Prologis has announced the consolidation of its Europe Logistics Venture 1 (“ELV1”), a joint venture with Allianz, with its Prologis Targeted Europe Logistics Fund (“PTELF”), a pan-European core open-end fund.
Under the terms of the transaction, PTELF will acquire ELV1, real estate value of €571m and will integrate its assets into the PTELF portfolio. As part of the transaction, ELV1 has acquired an additional asset from Prologis and Allianz has purchased Prologis’ 15% stake in ELV1. Prologis will also receive net cash proceeds of approximately €183m. With the addition of Allianz, the Fund will have approximately 40 investors, including Prologis.
The transaction is expected to give PTELF a stronger, more agile balance sheet, diversification benefits, and an expanded relationship with Allianz. ELV1’s assets are located in high-growth, high barrier European markets in Germany, France and the Netherlands that are highly complementary to PTELF’s pan-European portfolio.
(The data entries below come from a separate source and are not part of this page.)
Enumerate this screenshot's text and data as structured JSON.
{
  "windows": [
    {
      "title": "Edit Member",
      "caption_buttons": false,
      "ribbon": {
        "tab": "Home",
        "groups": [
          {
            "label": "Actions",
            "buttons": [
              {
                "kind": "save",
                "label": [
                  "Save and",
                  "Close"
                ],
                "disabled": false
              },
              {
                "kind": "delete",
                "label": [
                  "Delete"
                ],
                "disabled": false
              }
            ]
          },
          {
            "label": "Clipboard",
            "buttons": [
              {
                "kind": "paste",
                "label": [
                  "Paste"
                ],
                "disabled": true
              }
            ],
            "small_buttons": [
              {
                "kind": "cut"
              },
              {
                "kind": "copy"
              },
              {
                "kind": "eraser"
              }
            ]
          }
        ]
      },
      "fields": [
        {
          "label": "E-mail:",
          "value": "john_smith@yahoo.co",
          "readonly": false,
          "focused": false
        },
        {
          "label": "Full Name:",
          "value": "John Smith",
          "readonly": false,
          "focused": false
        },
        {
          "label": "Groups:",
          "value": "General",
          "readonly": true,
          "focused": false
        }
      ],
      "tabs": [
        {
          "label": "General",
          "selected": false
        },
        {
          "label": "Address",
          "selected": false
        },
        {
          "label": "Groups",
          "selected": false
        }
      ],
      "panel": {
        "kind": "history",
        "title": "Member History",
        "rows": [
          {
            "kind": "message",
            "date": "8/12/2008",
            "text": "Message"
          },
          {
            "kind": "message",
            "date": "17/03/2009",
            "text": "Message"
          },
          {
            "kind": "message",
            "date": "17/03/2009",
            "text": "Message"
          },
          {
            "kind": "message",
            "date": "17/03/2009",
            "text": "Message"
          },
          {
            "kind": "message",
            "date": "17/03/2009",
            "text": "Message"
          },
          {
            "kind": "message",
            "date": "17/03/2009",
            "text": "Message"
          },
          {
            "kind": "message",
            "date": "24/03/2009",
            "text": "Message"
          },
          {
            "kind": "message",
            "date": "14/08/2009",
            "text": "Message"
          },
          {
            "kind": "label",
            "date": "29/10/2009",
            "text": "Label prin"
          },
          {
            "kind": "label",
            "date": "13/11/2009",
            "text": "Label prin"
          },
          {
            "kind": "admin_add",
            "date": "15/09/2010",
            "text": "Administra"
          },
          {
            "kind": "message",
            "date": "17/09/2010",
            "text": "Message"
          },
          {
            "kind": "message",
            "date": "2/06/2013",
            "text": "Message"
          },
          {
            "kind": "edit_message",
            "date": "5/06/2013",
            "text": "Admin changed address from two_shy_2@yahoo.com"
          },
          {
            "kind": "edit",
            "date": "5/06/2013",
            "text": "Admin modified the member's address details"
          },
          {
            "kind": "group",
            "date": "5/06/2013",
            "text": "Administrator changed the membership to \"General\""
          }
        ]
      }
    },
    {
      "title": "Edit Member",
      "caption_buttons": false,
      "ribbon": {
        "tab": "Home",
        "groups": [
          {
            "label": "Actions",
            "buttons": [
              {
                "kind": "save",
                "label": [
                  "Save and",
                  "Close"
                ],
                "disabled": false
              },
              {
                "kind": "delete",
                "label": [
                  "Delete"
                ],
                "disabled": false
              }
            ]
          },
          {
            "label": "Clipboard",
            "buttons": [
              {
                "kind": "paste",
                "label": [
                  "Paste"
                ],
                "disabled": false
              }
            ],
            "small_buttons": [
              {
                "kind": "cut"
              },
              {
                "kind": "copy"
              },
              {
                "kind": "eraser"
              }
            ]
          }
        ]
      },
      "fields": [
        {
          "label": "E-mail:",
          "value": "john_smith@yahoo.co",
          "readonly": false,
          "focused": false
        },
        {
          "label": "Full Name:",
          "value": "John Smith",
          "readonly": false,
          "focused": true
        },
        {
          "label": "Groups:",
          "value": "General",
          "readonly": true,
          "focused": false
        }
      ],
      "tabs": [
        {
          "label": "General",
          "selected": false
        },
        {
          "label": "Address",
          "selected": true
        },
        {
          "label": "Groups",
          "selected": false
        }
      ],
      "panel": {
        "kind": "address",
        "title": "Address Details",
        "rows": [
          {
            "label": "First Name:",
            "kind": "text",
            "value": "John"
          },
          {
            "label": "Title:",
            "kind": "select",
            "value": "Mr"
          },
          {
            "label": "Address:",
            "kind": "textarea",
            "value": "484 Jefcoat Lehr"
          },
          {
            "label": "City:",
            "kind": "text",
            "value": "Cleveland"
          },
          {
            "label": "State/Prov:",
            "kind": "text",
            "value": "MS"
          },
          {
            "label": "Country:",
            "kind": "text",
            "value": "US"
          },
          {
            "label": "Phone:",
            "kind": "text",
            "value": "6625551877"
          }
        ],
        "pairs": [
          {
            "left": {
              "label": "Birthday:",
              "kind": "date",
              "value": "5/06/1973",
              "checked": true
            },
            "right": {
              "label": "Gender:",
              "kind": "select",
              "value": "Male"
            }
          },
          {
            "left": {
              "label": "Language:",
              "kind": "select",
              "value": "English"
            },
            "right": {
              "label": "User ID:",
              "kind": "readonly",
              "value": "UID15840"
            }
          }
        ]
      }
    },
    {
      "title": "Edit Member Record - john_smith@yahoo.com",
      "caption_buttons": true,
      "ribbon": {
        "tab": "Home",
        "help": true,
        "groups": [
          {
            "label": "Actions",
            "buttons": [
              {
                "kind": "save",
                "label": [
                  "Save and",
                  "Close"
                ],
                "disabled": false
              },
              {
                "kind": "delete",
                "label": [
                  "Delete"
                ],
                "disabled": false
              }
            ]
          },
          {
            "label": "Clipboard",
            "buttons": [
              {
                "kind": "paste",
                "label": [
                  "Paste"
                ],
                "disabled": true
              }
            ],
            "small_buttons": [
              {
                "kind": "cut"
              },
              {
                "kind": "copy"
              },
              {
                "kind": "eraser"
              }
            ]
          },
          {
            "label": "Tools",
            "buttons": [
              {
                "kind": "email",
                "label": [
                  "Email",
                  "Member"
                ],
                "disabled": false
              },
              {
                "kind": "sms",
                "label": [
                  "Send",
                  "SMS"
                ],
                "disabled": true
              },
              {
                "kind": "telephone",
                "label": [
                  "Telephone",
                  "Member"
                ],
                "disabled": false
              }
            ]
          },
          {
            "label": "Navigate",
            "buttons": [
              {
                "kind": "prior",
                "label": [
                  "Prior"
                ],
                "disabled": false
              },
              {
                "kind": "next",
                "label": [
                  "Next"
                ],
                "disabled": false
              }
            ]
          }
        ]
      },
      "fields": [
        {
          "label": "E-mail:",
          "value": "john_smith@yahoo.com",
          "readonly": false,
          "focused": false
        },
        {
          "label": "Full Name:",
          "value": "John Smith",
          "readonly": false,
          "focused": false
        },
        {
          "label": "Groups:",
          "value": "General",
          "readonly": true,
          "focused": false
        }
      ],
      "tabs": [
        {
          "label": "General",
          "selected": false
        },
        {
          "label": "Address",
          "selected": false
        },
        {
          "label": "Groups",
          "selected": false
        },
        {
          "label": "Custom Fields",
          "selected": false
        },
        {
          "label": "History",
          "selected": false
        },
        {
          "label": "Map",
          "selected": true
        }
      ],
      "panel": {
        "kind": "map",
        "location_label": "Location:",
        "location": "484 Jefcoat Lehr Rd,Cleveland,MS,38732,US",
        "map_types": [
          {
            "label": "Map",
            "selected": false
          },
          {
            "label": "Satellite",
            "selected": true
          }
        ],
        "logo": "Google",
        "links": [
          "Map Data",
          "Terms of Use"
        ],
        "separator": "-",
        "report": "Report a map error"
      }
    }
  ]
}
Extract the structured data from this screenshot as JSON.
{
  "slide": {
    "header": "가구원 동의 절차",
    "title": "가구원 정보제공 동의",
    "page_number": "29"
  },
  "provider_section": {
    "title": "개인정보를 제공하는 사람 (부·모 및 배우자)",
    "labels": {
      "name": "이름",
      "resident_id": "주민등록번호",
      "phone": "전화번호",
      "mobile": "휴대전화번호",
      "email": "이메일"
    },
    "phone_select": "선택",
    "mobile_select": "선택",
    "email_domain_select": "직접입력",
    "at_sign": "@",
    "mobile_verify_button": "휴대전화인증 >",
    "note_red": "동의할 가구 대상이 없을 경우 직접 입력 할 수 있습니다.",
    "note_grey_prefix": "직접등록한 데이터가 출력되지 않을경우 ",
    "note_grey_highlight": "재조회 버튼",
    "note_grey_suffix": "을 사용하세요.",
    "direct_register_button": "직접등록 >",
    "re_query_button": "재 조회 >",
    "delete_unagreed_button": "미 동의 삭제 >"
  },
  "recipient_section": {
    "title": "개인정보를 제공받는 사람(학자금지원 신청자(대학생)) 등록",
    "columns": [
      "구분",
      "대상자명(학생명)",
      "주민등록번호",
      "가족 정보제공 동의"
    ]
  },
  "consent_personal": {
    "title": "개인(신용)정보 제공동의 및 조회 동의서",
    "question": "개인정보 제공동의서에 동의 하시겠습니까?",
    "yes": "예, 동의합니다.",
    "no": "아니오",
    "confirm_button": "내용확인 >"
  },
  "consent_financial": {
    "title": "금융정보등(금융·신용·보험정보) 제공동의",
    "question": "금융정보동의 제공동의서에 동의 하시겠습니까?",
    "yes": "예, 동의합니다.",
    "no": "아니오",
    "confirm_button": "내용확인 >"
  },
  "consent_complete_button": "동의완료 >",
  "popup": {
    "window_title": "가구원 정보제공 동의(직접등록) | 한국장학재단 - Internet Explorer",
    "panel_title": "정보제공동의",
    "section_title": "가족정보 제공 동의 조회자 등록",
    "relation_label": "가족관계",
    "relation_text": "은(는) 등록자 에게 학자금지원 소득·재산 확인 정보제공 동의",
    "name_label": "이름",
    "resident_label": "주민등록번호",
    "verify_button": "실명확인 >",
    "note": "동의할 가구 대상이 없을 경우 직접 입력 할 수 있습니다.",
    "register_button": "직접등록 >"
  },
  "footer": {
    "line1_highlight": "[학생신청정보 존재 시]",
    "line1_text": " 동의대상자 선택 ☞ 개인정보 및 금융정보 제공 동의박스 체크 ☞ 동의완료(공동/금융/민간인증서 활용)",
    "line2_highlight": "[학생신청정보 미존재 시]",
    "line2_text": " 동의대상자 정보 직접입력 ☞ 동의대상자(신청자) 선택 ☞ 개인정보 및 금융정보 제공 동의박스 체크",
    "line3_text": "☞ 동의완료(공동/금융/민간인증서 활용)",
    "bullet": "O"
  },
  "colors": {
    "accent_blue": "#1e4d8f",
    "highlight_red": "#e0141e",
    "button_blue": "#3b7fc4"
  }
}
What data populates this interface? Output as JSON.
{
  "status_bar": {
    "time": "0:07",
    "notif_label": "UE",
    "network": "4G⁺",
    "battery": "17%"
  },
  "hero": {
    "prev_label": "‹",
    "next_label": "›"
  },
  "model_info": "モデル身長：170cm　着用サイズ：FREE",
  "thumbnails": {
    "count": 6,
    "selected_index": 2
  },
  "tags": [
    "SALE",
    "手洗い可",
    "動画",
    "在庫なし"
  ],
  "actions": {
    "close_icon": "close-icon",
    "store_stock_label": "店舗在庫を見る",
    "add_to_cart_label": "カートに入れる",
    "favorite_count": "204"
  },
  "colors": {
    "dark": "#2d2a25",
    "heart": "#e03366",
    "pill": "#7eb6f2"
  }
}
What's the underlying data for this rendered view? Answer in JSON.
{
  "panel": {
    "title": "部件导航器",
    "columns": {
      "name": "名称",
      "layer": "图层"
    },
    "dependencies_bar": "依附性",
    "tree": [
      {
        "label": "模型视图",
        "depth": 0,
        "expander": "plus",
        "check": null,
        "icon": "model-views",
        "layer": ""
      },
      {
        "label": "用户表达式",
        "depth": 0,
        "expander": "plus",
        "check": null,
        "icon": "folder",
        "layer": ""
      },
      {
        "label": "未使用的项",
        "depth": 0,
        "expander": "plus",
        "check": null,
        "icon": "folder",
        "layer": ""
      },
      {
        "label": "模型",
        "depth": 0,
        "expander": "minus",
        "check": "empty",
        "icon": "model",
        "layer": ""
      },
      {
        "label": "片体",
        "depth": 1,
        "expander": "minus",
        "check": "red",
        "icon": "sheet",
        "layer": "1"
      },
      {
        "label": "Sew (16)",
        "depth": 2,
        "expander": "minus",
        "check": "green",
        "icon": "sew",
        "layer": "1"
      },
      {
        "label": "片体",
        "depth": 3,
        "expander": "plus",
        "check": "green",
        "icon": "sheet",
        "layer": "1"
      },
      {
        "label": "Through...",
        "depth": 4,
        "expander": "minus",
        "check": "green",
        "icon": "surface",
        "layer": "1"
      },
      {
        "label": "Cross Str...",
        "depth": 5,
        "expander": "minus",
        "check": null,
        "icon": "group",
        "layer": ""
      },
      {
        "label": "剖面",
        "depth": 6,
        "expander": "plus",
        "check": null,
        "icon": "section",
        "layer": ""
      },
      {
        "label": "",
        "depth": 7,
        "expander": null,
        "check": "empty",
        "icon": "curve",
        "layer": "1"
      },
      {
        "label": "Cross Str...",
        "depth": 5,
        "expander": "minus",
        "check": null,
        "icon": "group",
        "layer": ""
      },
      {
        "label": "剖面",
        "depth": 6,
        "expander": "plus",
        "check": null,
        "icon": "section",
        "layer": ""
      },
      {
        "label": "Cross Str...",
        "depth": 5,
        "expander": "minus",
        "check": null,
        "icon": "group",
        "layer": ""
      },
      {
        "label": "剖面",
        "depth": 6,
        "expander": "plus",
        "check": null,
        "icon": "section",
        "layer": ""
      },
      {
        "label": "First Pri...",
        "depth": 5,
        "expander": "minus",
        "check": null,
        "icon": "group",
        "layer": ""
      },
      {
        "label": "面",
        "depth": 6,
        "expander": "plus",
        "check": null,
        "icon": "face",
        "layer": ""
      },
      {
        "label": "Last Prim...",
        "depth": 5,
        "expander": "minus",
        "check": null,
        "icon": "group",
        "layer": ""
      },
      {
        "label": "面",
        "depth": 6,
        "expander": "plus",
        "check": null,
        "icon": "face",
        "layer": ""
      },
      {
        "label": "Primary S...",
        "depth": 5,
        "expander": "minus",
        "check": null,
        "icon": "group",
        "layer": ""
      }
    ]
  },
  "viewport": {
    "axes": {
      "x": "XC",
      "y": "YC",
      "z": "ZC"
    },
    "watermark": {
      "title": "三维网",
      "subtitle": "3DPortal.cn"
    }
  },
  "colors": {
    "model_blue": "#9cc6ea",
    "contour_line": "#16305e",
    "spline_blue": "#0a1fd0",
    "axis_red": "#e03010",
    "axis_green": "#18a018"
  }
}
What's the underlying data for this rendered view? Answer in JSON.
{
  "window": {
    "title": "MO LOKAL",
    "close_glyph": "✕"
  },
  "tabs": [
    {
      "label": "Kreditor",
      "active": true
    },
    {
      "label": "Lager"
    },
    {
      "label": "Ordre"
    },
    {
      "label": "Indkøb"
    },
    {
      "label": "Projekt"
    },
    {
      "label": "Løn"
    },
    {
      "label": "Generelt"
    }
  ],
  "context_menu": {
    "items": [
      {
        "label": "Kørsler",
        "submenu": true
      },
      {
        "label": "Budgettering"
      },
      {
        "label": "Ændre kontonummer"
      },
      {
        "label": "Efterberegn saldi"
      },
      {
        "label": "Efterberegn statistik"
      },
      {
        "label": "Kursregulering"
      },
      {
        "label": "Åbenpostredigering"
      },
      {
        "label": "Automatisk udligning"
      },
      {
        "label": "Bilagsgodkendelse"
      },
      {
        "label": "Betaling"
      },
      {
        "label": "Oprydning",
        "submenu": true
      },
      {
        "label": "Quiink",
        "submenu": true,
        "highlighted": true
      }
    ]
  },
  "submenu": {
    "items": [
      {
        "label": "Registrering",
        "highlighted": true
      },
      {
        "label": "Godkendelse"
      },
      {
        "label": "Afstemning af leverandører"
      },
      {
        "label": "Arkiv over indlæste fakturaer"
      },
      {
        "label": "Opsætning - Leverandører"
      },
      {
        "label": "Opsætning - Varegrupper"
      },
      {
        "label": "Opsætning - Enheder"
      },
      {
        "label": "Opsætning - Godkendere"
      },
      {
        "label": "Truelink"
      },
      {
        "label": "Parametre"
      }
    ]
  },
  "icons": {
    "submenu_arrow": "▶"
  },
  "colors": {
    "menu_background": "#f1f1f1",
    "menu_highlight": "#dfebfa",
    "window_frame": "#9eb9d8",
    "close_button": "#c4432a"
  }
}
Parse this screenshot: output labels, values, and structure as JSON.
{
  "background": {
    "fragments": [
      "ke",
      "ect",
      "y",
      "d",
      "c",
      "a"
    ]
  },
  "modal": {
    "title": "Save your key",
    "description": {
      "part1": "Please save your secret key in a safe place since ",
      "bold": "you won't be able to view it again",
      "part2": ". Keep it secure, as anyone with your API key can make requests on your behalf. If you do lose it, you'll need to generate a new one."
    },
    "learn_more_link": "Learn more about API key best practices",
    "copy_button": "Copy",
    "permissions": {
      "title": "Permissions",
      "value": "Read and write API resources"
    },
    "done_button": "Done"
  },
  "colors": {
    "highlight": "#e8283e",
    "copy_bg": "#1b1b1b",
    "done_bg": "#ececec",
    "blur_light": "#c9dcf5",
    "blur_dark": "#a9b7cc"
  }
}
Gary Anderson, CEO of Prologis Europe and Asia, commented: “Combining PTELF and ELV1 benefits all parties involved. Allianz meets its investment objective by deploying more capital in European logistics real estate, existing investors in PTELF benefit from improved scale, a stronger balance sheet and greater liquidity, and Prologis further streamlines its strategic capital business.”
François Trausch, CEO of Allianz Real Estate, added: “By contributing ELV1, its prior and successful joint venture with Prologis into PTELF, Allianz will gain exposure into a larger, more liquid portfolio with greater diversity, at a time when the industry is also consolidating. As the logistics sector is a particular area of focus in our portfolio construct, Allianz is looking forward to the strengthening of its relationship with Prologis by becoming the largest investor in PTELF and supporting the future growth of the fund.”
Prologis currently owns and operates approximately 178m sq ft in 731 buildings across the European market.